Doelstellingen/hypothese: Nagaan of er een verschil is in de prevalentie van reflux bij patiënten met refractaire chronische rhinosinusitis (CRS) in vergelijking met controlepatiënten, inclusief of directe nasofaryngeale reflux (NPR) voorkomt bij CRS-patiënten. De hypothese is dat refractaire CRS-patiënten een grotere incidentie hebben van laryngofaryngeale reflux en NPR-gebeurtenissen en dat NPR een belangrijke etiologische factor is voor CRS bij deze patiënten.

Studieopzet: Prospectieve studie.

Methoden: De studiegroep bestond uit 38 patiënten met een voorgeschiedenis van ten minste één endoscopische sinusoperatie (ESS) met aanhoudende CRS-symptomen en mucosale ontsteking op endoscopie. De eerste controlegroep bestond uit 10 patiënten die ten minste één ESS procedure hadden ondergaan en minimaal 1 jaar postoperatief geen symptomen van CRS of mucosale ontsteking hadden. De tweede controlegroep bestond uit 20 patiënten zonder voorgeschiedenis van CRS of sinuschirurgie. Alle patiënten vulden reflux symptoomschalen in, een 20-item sinonasal outcome test, en een sinusitis symptoomschaal en ondergingen nasale endoscopie om de nasale mucosale bevindingen te beoordelen. Patiënten ondergingen een 24-uurs pH-studie met een speciaal ontworpen sonde met sensoren in de nasofarynx, 1 cm boven de bovenste oesofageale sluitspier (UES), en de distale slokdarm. De pH-opnamen werden geëvalueerd op NPR-gebeurtenissen van minder dan pH 4 en 5. Reflux bij de UES-sonde werd als pathologisch beschouwd als er meer dan 6,9 episodes waren gedurende de gehele studie of als de reflux area index (RAI) hoger was dan 6,3. Esofageale reflux werd als abnormaal gedefinieerd als meer dan 4% van de studietijd werd doorgebracht bij een pH lager dan 4. Statistische analyse werd uitgevoerd met Fisher’s exact test om de refluxparameters te vergelijken en met variantieanalyse en Tukey’s post hoc analyse voor de symptoom- en onderzoeksscores.

Resultaten: Er werd geen statistisch verschil gevonden tussen de twee controlegroepen voor geen enkele parameter op geen enkele plaats. Wanneer een enkele uitschieter uit de niet-CRS controlegroep werd verwijderd, werd er minder NPR gevonden in de niet-CRS groep vergeleken met de succesvolle ESS controlegroep (P = .03). Omdat deze groepen statistisch homogeen waren, werden ze samengevoegd tot één controlegroep. Vergeleken met de controlegroep had de studiegroep significant meer patiënten met NPR-gebeurtenissen pH lager dan 4 (39% vs. 7%, P = .004) en een nog groter verschil in het aantal patiënten met NPR-gebeurtenissen pH lager dan 5 (76% vs. 24%, P = .00003). Aan de UES had 74% van de studiegroep meer dan 6,9 refluxepisoden, vergeleken met 38% van de controlepatiënten (P = .006). De UES RAI was abnormaal bij 58% van de studiegroep vergeleken met 21% van de controlegroep (P = .007). De studiegroep had ook meer gastro-oesofageale reflux (66% vs. 31%, P = .007). Voor nasopharynx en UES reflux parameters, namen de verschillen tussen studie- en controlegroepen toe wanneer de patiënten met geïsoleerde frontale recess ziekte uit de dataset werden verwijderd. De studiegroep had ook hogere scores op alle symptoom- en onderzoeksscores (P = .001 voor elke schaal).

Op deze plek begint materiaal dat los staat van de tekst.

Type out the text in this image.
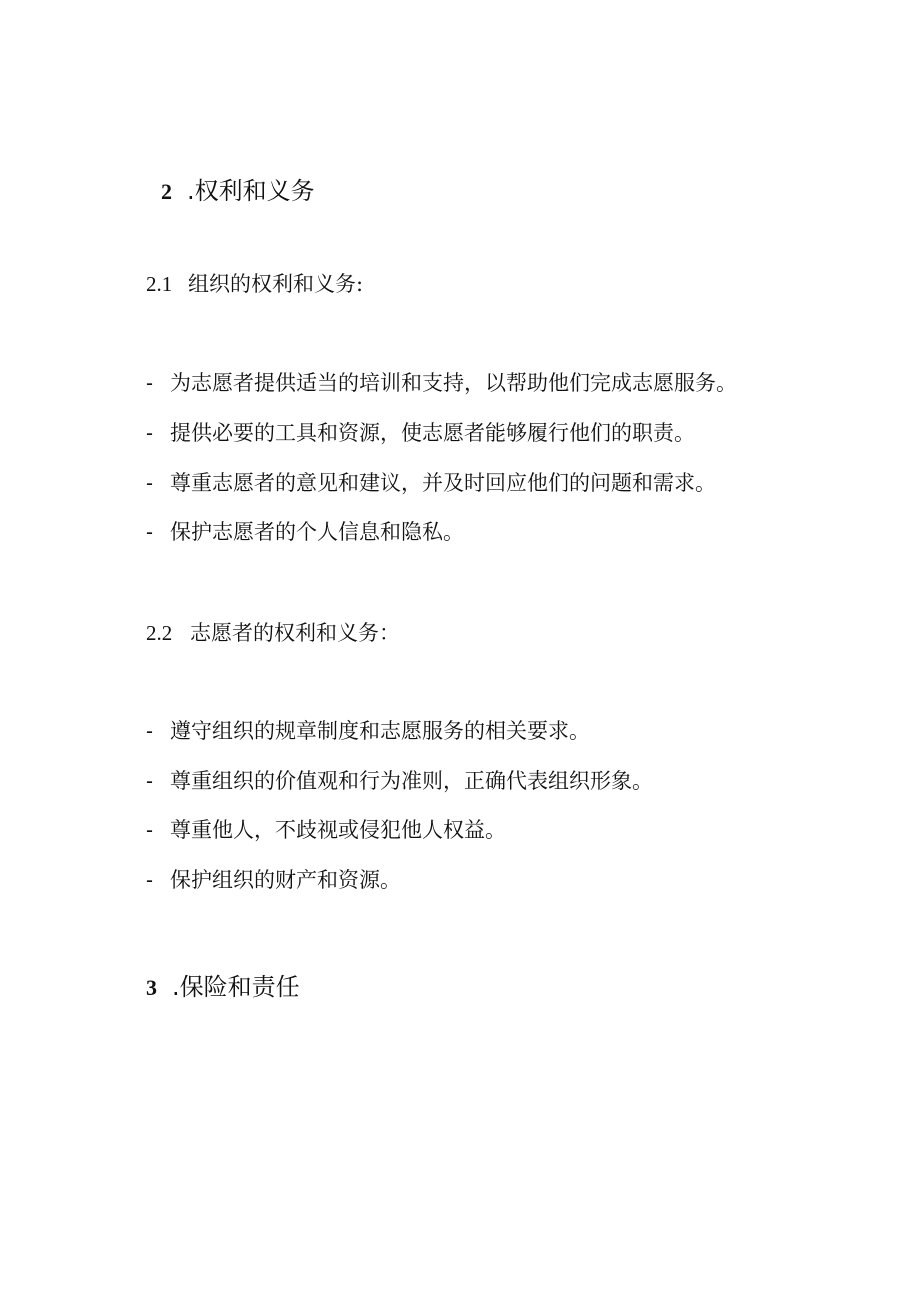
2 .权利和义务
2.1 组织的权利和义务:
- 为志愿者提供适当的培训和支持，以帮助他们完成志愿服务。
- 提供必要的工具和资源，使志愿者能够履行他们的职责。
- 尊重志愿者的意见和建议，并及时回应他们的问题和需求。
- 保护志愿者的个人信息和隐私。
2.2 志愿者的权利和义务：
- 遵守组织的规章制度和志愿服务的相关要求。
- 尊重组织的价值观和行为准则，正确代表组织形象。
- 尊重他人，不歧视或侵犯他人权益。
- 保护组织的财产和资源。
3 .保险和责任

Conclusies: Patiënten met persisterende CRS na ESS hebben meer reflux aan de nasofarynx, UES, en distale oesofagus dan controles. Het grootste verschil is in NPR, vooral pH lager dan 5. Dit is de eerste studie die NPR bij CRS-patiënten documenteert, en het is waarschijnlijk een belangrijke oorzakelijke factor van refractaire CRS bij volwassenen.